On the return to the residential place where we were staying I went to bed and met this man in the corridor. He tried to kiss me and I kissed him back and said I was going to bed. He said he was coming too and I told him no, that I would see him in the morning. He kissed my hand and I went to bed. The room had no locks on it, but I got into bed thinking nothing of this. Ten minutes later, he came in. I asked him to leave and he didn’t. He then raped me. He was a psychiatric nurse in a residential hospital and clearly expert at restraint. At the time, I couldn’t scream, but afterwards, I couldn’t. Even when he left and I used my best French swear words at him, I still didn’t scream. I sat and sobbed as quietly as I could. In the room exactly next door was my boss of four months. I imagined the horror and shame of telling him what had happened. Of the important French trip becoming an incident because the new girl got raped. Or at least that’s what she said, because you know, we all saw her laughing and flirting. I had the bruises on my arms and bite marks on my breasts, but did I want to sit in a French police station and have photographs taken or semen samples taken? But worst of all would be the people who knew me a little at work having to deal with this, with me. I didn’t feel I deserved pity or sympathy, I just felt shame that I’d “gone and got myself raped”.

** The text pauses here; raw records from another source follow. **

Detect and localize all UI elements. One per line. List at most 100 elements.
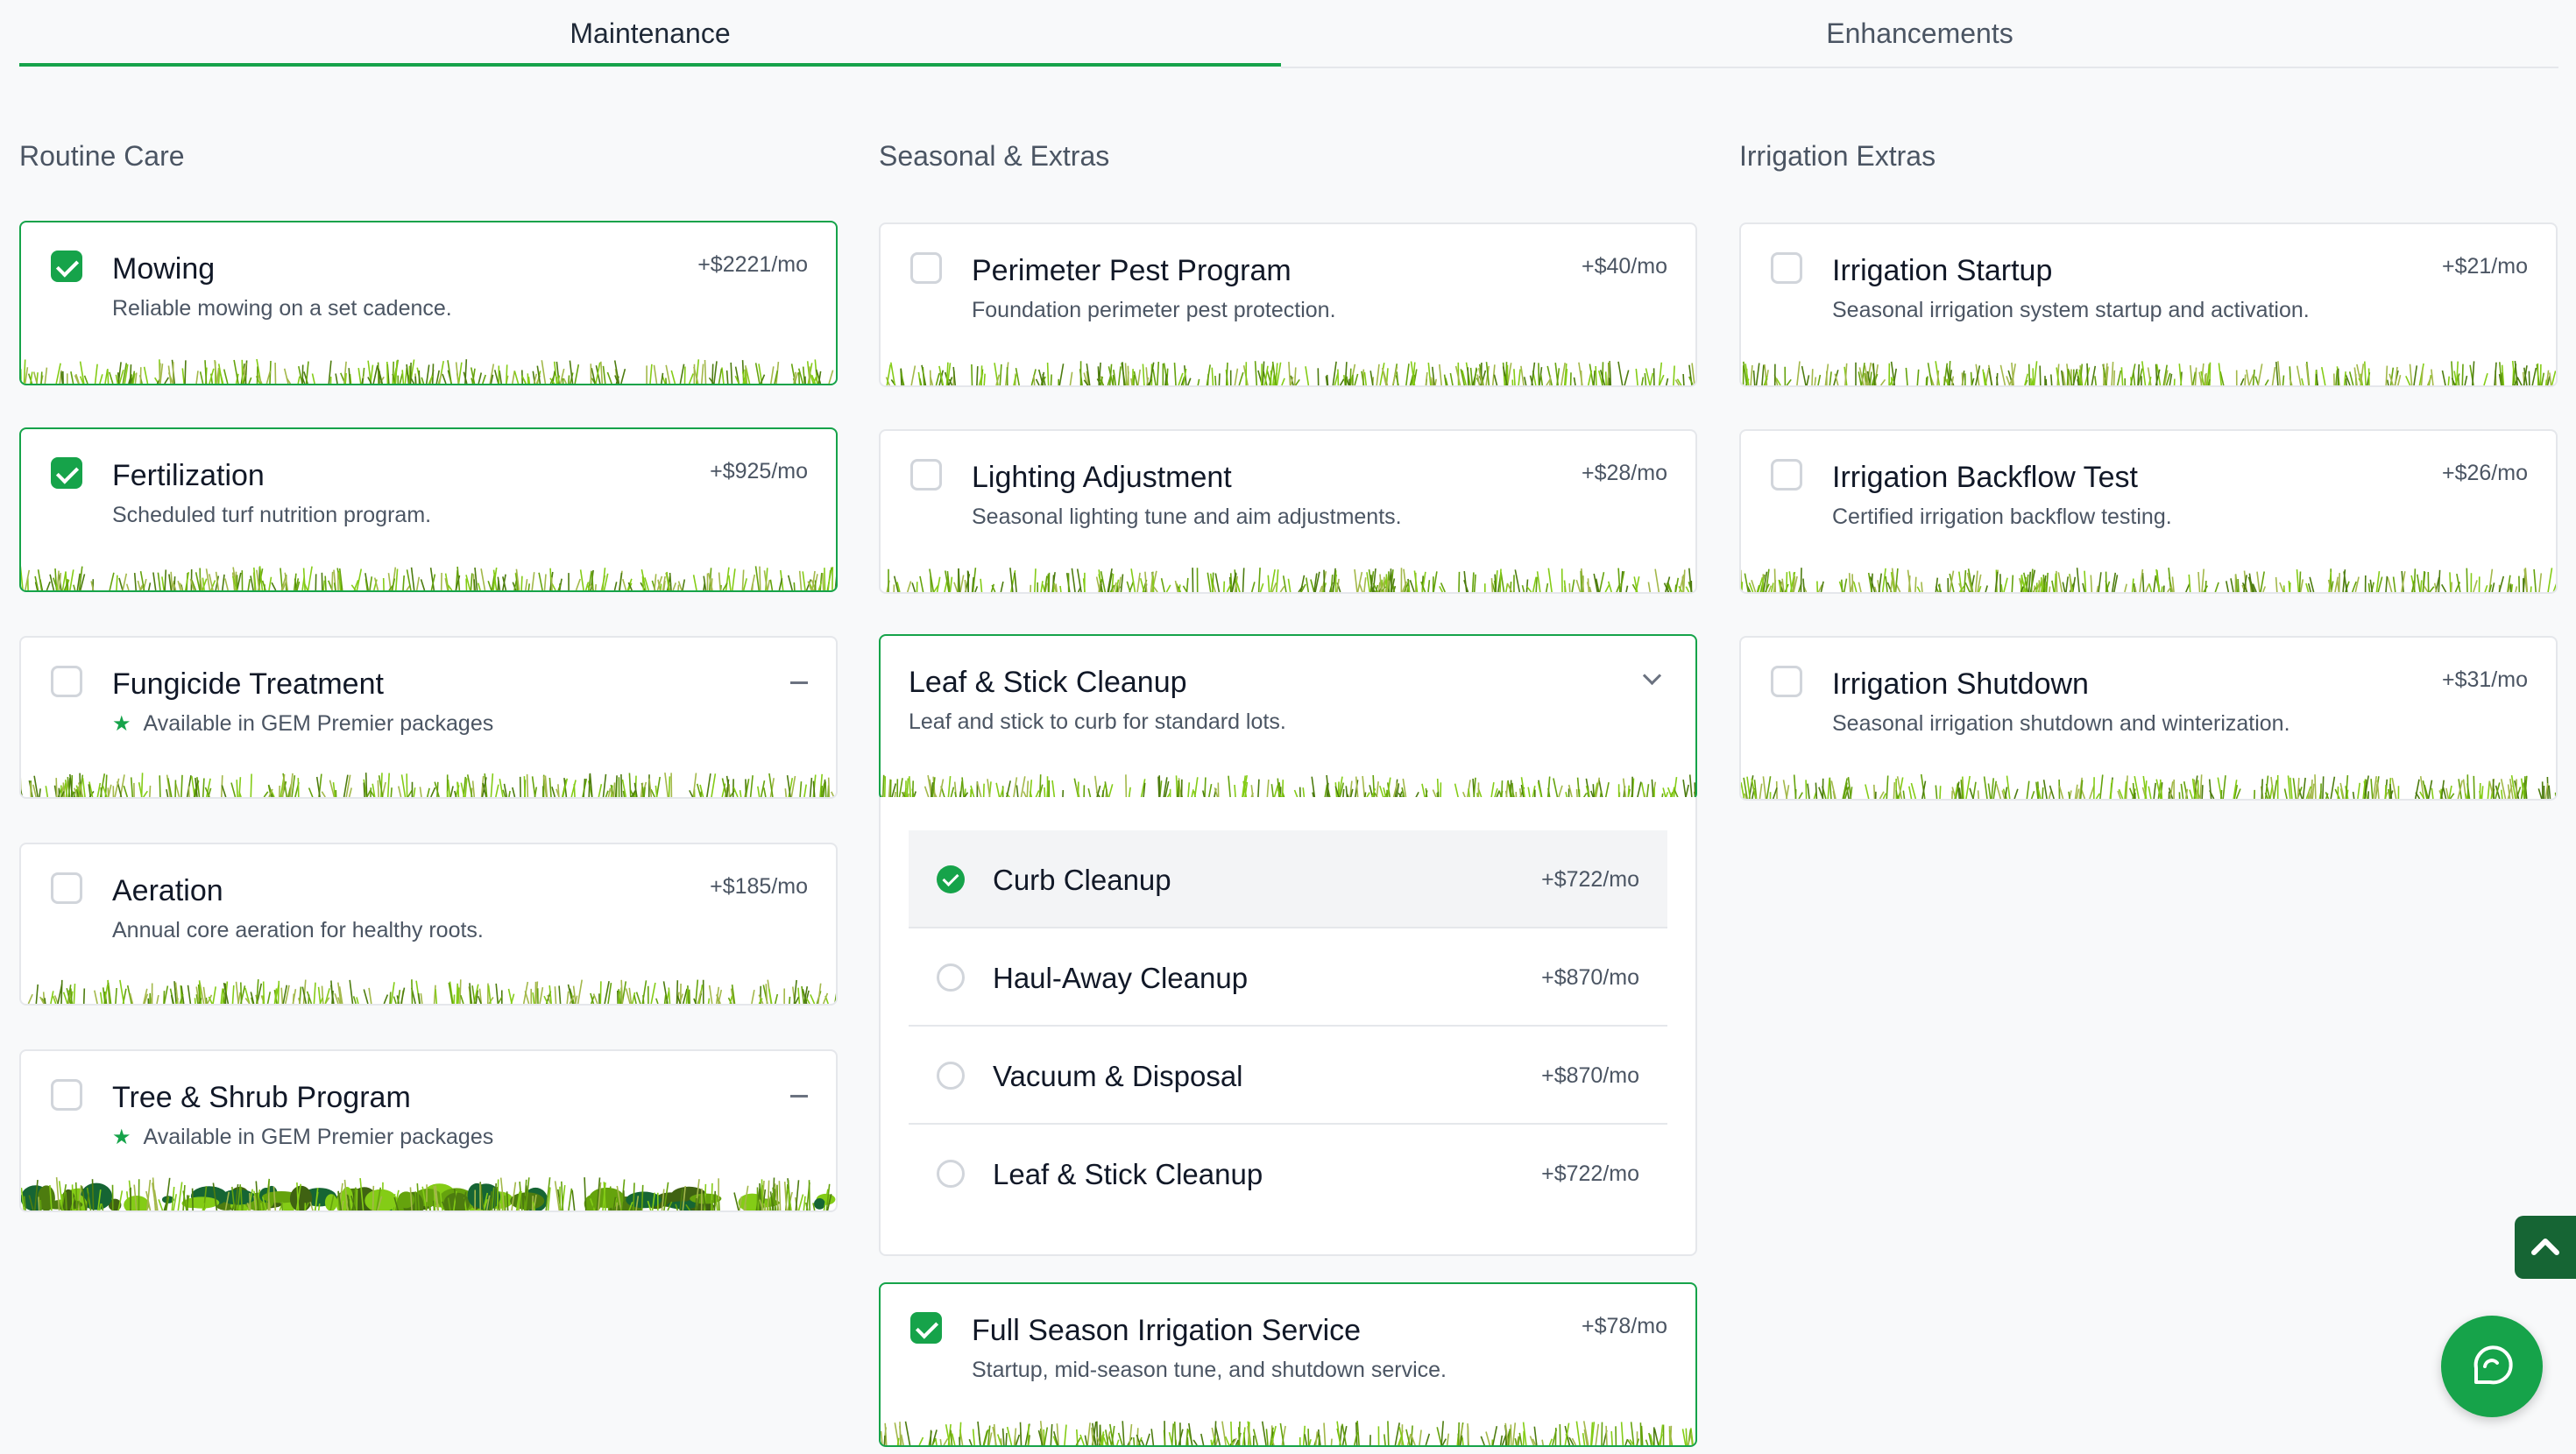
irrigation-backflow-checkbox[interactable] [1771,459,1802,491]
card-description: Startup, mid-season tune, and shutdown s… [972,1358,1447,1382]
card-description: Annual core aeration for healthy roots. [112,918,484,942]
chat-button[interactable] [2441,1316,2543,1417]
cleanup-option-vacuum-disposal[interactable]: Vacuum & Disposal +$870/mo [909,1027,1667,1125]
card-price: +$28/mo [1582,461,1667,485]
grass-decoration [21,358,834,384]
card-price: +$185/mo [710,874,808,899]
fertilization-checkbox[interactable] [51,457,82,489]
card-title: Irrigation Shutdown [1832,667,2089,701]
option-label: Curb Cleanup [993,864,1171,896]
irrigation-shutdown-checkbox[interactable] [1771,666,1802,697]
collapse-dash-icon[interactable] [790,1095,808,1098]
card-description: ★ Available in GEM Premier packages [112,711,494,736]
grass-decoration [27,979,836,1004]
card-description: Certified irrigation backflow testing. [1832,505,2172,529]
card-description: Leaf and stick to curb for standard lots… [909,709,1286,734]
card-description: Reliable mowing on a set cadence. [112,296,452,321]
card-title: Fertilization [112,459,265,492]
card-price: +$2221/mo [697,252,808,277]
service-card-irrigation-backflow[interactable]: Irrigation Backflow Test Certified irrig… [1739,429,2558,594]
mowing-checkbox[interactable] [51,251,82,282]
card-description: Seasonal irrigation system startup and a… [1832,298,2310,322]
radio-icon[interactable] [937,1160,965,1188]
service-card-irrigation-startup[interactable]: Irrigation Startup Seasonal irrigation s… [1739,222,2558,387]
service-card-leaf-stick-cleanup[interactable]: Leaf & Stick Cleanup Leaf and stick to c… [879,634,1697,801]
collapse-dash-icon[interactable] [790,681,808,684]
grass-decoration [1742,360,2556,385]
card-price: +$78/mo [1582,1314,1667,1338]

If I felt horror and shame at a small number of people knowing that I was raped, and this was enough to prevent me reporting this, how on earth is anyone supposed to report rape knowing the world will be told. That even with a conviction – you are the person who got raped and you can’t erase that. Your options are lose lose. I know absolutely that what happened wasn’t my fault, that even if I’d gone out wearing a Baise Moi T-Shirt and no knickers that consent is consent is consent. But I don’t get to choose how the world outside behaves, thinks or feels and all I faced in reporting this crime would be shame and humiliation.

If a man is innocent and faces trial for rape and is found innocent, of course he will have been through trauma and shame. But the last few weeks has shown us that there will always be those who will speak out in his support, cry for the false accuser to be named and shamed – he will not be short of pity. But who will be given airtime to talk about the victim in successful prosecutions who have won absolutely nothing except the knowledge that perhaps the next woman is safe? Who will speak out for the woman having to sit in a police station having photographs of her body taken or samples of her bodily fluids, knowing that she faces months of having her integrity attacked and that even if the rapist is found guilty, many around her, possibly even her own family will still ask questions and wonder.

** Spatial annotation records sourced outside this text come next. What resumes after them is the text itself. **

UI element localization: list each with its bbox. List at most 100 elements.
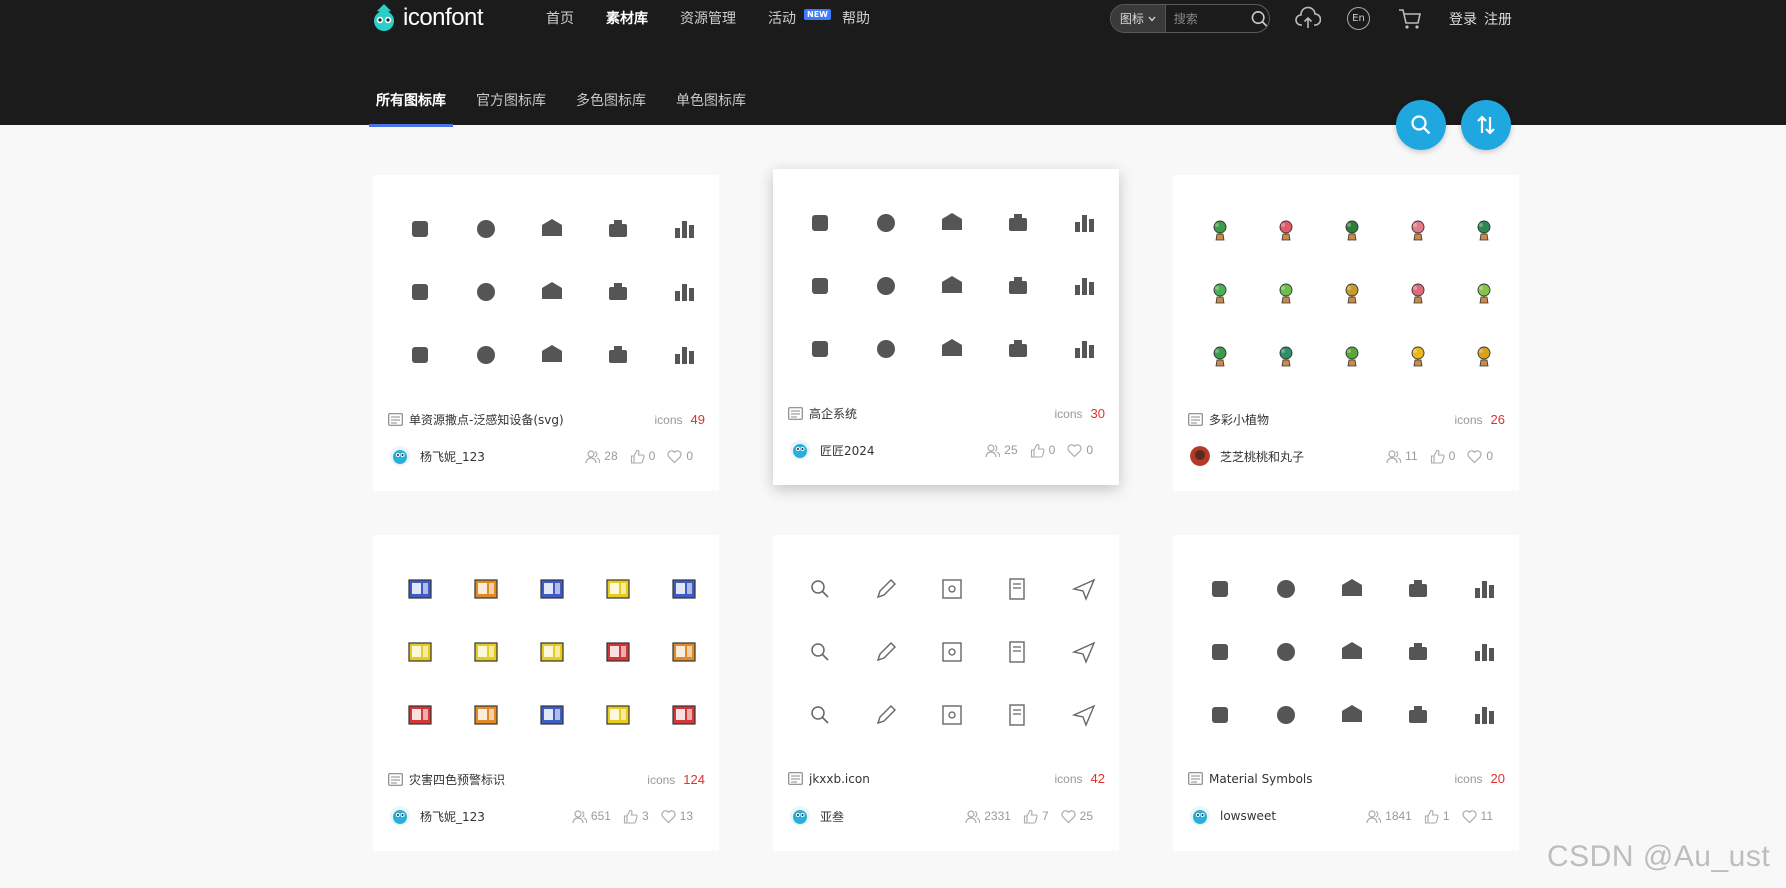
favorites-stat[interactable]: 0 [1467, 449, 1493, 464]
library-title[interactable]: 多彩小植物 [1209, 411, 1455, 428]
icon-preview[interactable] [787, 683, 853, 746]
icon-preview[interactable] [453, 683, 519, 746]
icon-preview[interactable] [787, 317, 853, 380]
icon-preview[interactable] [1187, 620, 1253, 683]
icon-preview[interactable] [985, 254, 1051, 317]
favorites-stat[interactable]: 11 [1461, 809, 1493, 824]
icon-preview[interactable] [519, 260, 585, 323]
favorites-stat[interactable]: 13 [661, 809, 693, 824]
icon-preview[interactable] [919, 191, 985, 254]
icon-preview[interactable] [387, 683, 453, 746]
icon-preview[interactable] [1051, 254, 1117, 317]
upload-icon[interactable] [1295, 6, 1321, 32]
cart-icon[interactable] [1397, 6, 1423, 32]
library-title[interactable]: jkxxb.icon [809, 772, 1055, 786]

It took me years to talk about this, even to close friends and over twenty years to write this. I even felt guilt about not reporting it, thinking about how many times it might happen again. But I’m sick of feeling guilt and shame and shutting up about it while every time a man walks free, having been found innocent, half the world seems to rise up to demand changes which will reduce the rights of victims, to harrumph about the balance being in favour of women making false allegations and how utterly awful it is that a man has had to stand trial and has been found innocent. Is that really the worst thing that can happen. No, it’s not, and I and thousands of other women know that only too well.


2 responses to “Why Exposing Those Who Complain Of Rape Doesn’t Work.

  1. Well done! I shan’t think of you any differently, talk to you any differently or think any less of you. Still think you’re a brave and strong woman who tells it like it is. Proud of you xxx

  2. I am glad you had the courage to write about this. Too many people stay silent and we all know the balance is certainly not in the favour of women at the moment. I don’t know you in real life, but I think you are brave. Thank you for sharing.